Meski kerap menampilkan sindiran halus berupa guyonan parikena tetapi Teater Gandrik tidak memburu komedi sebagai tujuan utama. Komedi mereka tempatkan sebagai sarana untuk menyampaikan pesan moral. “Tujuan kami adalah menyampaikan kritik, kalau ada penonton yang tertawa itu hak mereka,” kata salah satu pendiri Teater Gandrik, Heru Kesawa Murti kepada Jurnal Nasional, Selasa (18/11).

Pria yang pernah memperoleh Penghargaan Seni dari Pemda DIY ini mengatakan, latar belakang budaya Jawa yang kental memengaruhi gaya Teater Gandrik dalam menyampaikan kritik. Bagaimana mereka menyampaikan kritik bukan dengan acungan tinju, melainkan dengan gocekan atau olok-olok yang menghibur.
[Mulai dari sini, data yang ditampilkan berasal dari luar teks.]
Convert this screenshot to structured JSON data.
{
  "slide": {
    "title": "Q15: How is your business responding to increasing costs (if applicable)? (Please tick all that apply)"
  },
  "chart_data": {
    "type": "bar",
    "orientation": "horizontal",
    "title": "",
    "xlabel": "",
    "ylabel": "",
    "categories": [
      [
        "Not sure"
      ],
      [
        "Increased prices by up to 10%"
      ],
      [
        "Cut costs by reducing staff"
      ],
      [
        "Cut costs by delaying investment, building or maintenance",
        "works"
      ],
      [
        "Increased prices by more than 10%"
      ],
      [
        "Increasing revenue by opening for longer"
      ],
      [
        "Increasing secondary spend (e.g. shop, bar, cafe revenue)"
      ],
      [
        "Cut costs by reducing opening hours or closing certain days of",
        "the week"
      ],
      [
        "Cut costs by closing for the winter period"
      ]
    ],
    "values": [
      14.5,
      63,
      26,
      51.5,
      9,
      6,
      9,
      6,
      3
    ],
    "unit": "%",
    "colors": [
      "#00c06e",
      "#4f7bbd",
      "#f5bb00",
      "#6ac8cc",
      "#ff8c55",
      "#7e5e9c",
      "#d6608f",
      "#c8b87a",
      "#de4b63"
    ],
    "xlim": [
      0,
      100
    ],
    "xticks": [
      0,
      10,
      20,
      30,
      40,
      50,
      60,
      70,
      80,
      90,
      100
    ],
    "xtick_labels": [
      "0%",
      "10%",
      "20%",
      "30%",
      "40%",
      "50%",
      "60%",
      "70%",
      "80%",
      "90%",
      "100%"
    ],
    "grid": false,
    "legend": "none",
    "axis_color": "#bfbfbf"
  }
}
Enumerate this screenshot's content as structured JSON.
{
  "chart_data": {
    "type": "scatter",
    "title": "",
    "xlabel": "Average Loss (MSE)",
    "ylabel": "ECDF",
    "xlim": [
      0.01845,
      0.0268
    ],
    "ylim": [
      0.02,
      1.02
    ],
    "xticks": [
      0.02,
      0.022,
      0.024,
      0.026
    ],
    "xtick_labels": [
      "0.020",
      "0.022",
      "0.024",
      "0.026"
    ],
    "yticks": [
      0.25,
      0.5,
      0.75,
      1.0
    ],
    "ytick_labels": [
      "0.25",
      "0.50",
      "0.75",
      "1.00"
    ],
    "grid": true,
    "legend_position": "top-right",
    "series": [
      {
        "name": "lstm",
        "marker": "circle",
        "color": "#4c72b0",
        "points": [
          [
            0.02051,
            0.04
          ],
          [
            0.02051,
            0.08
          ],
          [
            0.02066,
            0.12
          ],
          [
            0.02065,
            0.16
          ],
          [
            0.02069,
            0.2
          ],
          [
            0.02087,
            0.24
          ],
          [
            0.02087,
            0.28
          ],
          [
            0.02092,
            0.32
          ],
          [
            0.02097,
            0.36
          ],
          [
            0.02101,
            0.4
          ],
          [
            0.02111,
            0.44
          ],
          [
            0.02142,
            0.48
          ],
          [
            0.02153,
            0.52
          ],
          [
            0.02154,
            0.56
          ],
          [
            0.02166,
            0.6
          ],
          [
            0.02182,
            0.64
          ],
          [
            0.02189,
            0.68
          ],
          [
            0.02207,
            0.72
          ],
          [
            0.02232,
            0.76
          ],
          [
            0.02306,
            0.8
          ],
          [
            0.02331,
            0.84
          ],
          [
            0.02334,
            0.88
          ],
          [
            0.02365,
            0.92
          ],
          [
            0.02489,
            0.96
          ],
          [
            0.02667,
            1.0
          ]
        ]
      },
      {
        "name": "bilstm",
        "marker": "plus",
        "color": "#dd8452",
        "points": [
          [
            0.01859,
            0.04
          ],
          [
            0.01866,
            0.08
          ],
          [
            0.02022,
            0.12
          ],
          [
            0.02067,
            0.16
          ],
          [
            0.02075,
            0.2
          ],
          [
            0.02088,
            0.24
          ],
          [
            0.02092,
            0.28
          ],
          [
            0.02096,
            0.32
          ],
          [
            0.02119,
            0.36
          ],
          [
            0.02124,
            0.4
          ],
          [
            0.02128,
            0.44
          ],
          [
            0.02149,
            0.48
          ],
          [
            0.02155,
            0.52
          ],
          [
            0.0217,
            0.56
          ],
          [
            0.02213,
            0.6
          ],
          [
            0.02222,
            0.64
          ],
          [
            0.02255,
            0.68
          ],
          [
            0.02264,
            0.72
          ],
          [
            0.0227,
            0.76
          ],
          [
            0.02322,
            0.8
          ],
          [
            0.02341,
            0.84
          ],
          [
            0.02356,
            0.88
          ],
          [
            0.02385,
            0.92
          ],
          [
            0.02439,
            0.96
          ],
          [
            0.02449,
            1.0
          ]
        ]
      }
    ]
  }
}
Pandangan serupa juga disampaikan oleh dramawan Putu Wijaya. Ia mengaku terpingkal-pingkal ketika pertama kali menyaksikan penampilan Teater Gandrik saat memainkan lakon Orde Tabung. Bahkan menurut Putu, aksi kelompok asal Yogyakarta ini lebih mengocok perut ketimbang pertunjukan Teater Koma yang sama-sama menggunakan tawa sebagai amunisi.

Pendiri Teater Mandiri ini memaparkan, Teater Gandrik mampu menghadirkan lelucon yang lugu tetapi cerdas. “Seandainya saja mereka memacu keluguan tersebut dengan tandas, saya yakin pementasan akan padat dan berbobot,” kata Putu.

Kesenian Rakyat

Teater Gandrik berdiri pada 12 September 1983, di sebuah kecamatan yang terletak sepelemparan batu dari keraton. Pada mulanya, Teater Gandrik didirikan oleh Heru Kesawa Murti, Susilo Nugroho, Alm Saptaria Handayaningsih serta Jujuk Prabowo untuk mengikuti festival kesenian rakyat yang diadakan oleh Departemen Penerangan.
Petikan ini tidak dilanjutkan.